Plaintiff seeks an entry of summary judgment on both of Defendant's affirmative defenses to his claims. Defendant has not provided any arguments in response. Defendant's first affirmative defense is that Plaintiff's causes of action fail to set forth facts sufficient to state claims upon which relief may be granted. See ECF No. [9], at 7. Plaintiff has, at the very least, presented a prima facie case for his claims under TILA, FDUPTA, and the FCCPA. Plaintiff is entitled to summary judgment as to Defendant's first affirmative defense.
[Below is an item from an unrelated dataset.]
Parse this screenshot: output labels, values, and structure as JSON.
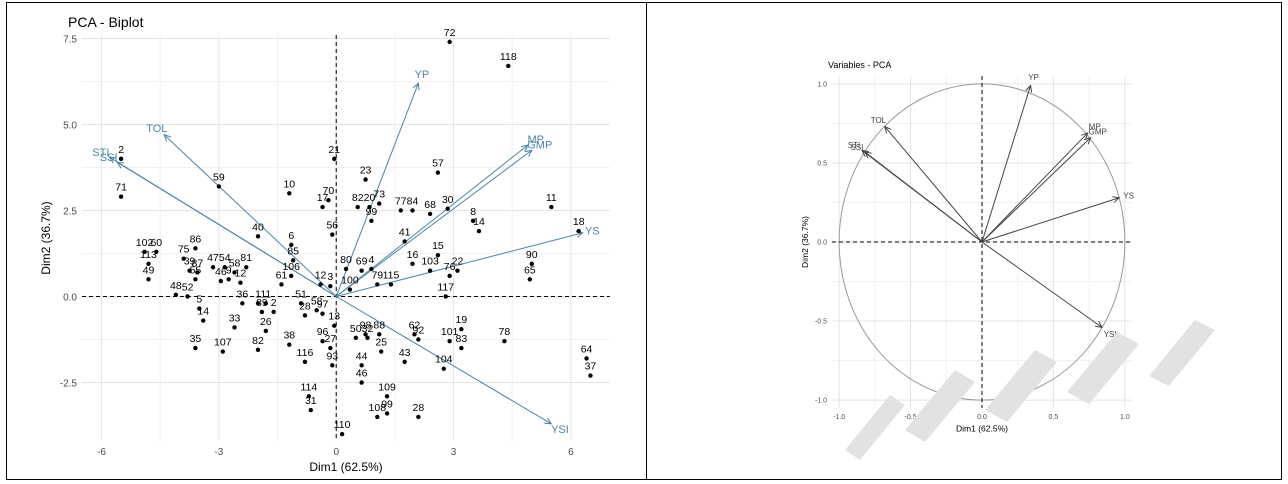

Defendant's second affirmative defense is that "Defendant and its agents and representatives are protected by the ‘bona fide error’ defense pursuant to 15 U.S.C. § 1692k, since such actions or inactions, if they occurred, were not intentional and resulted from a bona fide error notwithstanding Defendant's maintenance of procedures reasonably adapted to avoid such errors." Id. However, Plaintiff correctly points out that the bona fide error defense pursuant 15 U.S.C. § 1692k is a defense to claims brought under the federal Fair Debt Collection Practices Act. None of Plaintiff's causes of action have been brought under that federal statute. Accordingly, Plaintiff is also entitled to summary judgment as to the second affirmative defense.
IV. CONCLUSION
A genuine issue of material fact exists regarding the contents and representations made by Defendant in its online advertisement of the price of the 2015 Infiniti purchased by Plaintiff. Thus, summary judgment is not proper as it pertains to Defendant's alleged violation of Fla. Stat. § 501.976(16), along with the corresponding FCCPA claim. Plaintiff is, however, entitled to summary judgment on his claim under TILA, his remaining claims under FDUTPA and the FCCPA, and Defendant's affirmative defenses. Therefore it is
ORDERED AND ADJUDGED that Plaintiff's Motion for Partial Summary Judgment, ECF No. [44] , is GRANTED in part and DENIED in part.
DONE AND ORDERED in Miami, Florida, this 22nd day of December, 2017.